Tunisia enjoys an excellent reputation for its culture and welcomes a large number of tourists all year round. Can you tell us about the current exchange of cultural relations between Tunisia and India?
As you know, Tunisia has a very old civilization which dates back to Carthage, which in the prehistoric period was a regional power that faced Rome. Several civilizations succeeded in Tunisia that contributed to drawing a diverse cultural scene, and we are working on introducing this culture to the world and to India. Tunisia always participates with an important delegation that includes craftsmen as well as traditional musical bands in annual cultural festivals in India.
On another side, we organized on several occasions the Tunisian Culture Weeks and Tunisian film festivals in several Indian states, in addition to the participation of Tunisian films in cinematic competitions, the last of which was the reward ofthe Tunisian film entitled “my son” at the International Film Festival in Pune in January 2020.

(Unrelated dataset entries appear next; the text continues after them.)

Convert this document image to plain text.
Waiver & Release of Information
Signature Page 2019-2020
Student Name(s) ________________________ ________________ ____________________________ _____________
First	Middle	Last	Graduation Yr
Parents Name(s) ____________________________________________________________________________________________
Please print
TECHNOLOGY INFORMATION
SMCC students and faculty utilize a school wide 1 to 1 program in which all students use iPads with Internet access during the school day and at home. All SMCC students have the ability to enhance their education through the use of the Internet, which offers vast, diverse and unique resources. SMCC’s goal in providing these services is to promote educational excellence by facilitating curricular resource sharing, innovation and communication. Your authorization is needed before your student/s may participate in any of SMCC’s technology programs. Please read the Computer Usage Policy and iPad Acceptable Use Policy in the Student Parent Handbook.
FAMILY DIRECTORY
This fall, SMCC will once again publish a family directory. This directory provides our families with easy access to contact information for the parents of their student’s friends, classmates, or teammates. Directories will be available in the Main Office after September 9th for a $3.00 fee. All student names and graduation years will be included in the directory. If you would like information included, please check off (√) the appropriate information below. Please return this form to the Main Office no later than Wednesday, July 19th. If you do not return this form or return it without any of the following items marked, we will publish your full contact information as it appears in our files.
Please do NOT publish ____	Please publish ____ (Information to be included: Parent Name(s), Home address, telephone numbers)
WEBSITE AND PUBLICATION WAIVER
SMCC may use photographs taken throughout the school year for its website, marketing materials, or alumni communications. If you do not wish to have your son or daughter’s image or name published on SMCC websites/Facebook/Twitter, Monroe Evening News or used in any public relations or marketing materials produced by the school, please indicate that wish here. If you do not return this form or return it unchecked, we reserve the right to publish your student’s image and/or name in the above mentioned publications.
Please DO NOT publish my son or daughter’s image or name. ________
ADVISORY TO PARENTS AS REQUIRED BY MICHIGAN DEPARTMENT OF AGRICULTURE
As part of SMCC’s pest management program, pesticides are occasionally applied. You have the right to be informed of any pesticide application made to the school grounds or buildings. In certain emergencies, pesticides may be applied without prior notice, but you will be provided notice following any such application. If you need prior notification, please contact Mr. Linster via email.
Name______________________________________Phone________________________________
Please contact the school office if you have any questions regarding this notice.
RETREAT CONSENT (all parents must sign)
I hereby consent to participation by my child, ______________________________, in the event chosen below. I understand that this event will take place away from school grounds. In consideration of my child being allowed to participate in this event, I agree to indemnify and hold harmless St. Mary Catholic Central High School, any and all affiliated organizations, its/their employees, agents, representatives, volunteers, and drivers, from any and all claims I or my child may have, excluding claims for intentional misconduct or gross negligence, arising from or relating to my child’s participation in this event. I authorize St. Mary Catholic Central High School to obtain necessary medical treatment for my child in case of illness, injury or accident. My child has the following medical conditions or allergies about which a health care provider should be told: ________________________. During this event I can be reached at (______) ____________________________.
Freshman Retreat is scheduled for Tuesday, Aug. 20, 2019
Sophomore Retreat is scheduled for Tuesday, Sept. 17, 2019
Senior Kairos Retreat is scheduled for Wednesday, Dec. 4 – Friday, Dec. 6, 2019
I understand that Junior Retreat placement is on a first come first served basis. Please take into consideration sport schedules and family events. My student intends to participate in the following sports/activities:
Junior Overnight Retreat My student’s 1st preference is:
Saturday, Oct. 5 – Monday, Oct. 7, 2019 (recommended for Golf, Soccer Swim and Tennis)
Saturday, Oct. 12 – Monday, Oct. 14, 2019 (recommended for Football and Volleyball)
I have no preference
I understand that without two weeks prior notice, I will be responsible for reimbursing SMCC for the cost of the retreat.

On the level of bilateral agreements, we are working on setting up a program for cooperation and cultural exchange between Tunisia and India to facilitate the introduction of the cultures of the Tunisian and Indian peoples. I have a firm belief that the consolidation of relations between peoples is the most important mission of a diplomat and will therefore have an important reflection on the development of political and economic relations.
Lastly,I hope that the epidemic will be over soon in India and Tunisia, so we can get engaged in prospecting ways to further enhance our partnership and cooperationin promisingavenues and to be more inventive in addressing thechallenging issue.
On another note, I’m so proud to represent my country in this great nation. It’s a sheer human experience ahead.